Secer Halil Ibrahim, Solmaz Ilker, Anik Ihsan, Izci Yusuf, Duz Bulent, Daneyemez Mehmet Kadri, Gonul Engin
Department of Neurosurgery, Gulhane Military Medical Academy, 06018 Etlik-Ankara, Turkey.
J Brachial Plex Peripher Nerve Inj. 2009 Jul 23;4:11. doi: 10.1186/1749-7221-4-11.
The management of brachial plexus injuries due to gunshot wounds is a surgical challenge. Better surgical strategies based on clinical and electrophysiological patterns are needed. The aim of this study is to clarify the factors which may influence the surgical technique and outcome of the brachial plexus lesions caused by gunshot injuries.
Two hundred and sixty five patients who had brachial plexus lesions caused by gunshot injuries were included in this study. All of them were male with a mean age of 22 years. Twenty-three patients were improved with conservative treatment while the others underwent surgical treatment. The patients were classified and managed according to the locations, clinical and electrophysiological findings, and coexisting lesions.
The wounding agent was shrapnel in 106 patients and bullet in 159 patients. Surgical procedures were performed from 6 weeks to 10 months after the injury. The majority of the lesions were repaired within 4 months were improved successfully. Good results were obtained in upper trunk and lateral cord lesions. The outcome was satisfactory if the nerve was intact and only compressed by fibrosis or the nerve was in-contunuity with neuroma or fibrosis.

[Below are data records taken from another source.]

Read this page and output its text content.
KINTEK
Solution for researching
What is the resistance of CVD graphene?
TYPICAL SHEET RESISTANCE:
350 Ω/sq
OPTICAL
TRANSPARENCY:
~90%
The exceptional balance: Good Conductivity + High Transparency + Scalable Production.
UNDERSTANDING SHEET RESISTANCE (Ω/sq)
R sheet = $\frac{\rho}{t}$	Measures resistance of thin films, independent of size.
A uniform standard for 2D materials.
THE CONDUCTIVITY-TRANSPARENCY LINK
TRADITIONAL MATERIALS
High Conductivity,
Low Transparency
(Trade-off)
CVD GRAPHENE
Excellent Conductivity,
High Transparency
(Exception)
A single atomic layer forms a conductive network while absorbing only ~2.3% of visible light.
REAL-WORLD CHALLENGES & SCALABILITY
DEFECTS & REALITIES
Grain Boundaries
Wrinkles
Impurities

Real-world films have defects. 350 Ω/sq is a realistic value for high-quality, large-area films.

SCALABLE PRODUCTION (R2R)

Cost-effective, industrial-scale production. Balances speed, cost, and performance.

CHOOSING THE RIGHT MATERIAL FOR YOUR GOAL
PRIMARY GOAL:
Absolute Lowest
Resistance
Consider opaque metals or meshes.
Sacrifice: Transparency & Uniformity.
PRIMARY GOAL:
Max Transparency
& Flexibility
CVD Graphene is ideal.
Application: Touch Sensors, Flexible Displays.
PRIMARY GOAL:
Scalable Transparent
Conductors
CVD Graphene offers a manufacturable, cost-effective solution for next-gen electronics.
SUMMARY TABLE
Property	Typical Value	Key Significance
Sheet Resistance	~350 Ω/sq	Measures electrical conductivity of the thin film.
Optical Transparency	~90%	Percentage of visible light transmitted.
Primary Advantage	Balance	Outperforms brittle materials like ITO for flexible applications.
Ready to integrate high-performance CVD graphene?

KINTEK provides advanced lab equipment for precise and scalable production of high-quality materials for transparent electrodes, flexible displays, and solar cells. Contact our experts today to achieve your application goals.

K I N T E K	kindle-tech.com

Appropriate surgical techniques help the recovery from the lesions, especially in patients with complete functional loss. Intraoperative nerve status and the type of surgery significantly affect the final clinical outcome of the patients.
因枪伤导致的臂丛神经损伤的治疗是一项外科挑战。需要基于临床和电生理模式制定更好的手术策略。本研究的目的是阐明可能影响枪伤所致臂丛神经损伤的手术技术及预后的因素。
本研究纳入了265例因枪伤导致臂丛神经损伤的患者。所有患者均为男性,平均年龄22岁。23例患者经保守治疗后病情改善,其余患者接受了手术治疗。根据损伤部位、临床和电生理检查结果以及并存损伤对患者进行分类和治疗。
106例患者的致伤物为弹片,159例患者为子弹。手术在伤后6周至10个月进行。大多数在4个月内修复的损伤均成功改善。在上干和外侧束损伤中取得了良好效果。如果神经完整且仅被纤维化压迫,或者神经与神经瘤或纤维化连续,则预后令人满意。
适当的手术技术有助于损伤恢复,尤其是对于功能完全丧失的患者。术中神经状况和手术类型显著影响患者的最终临床预后。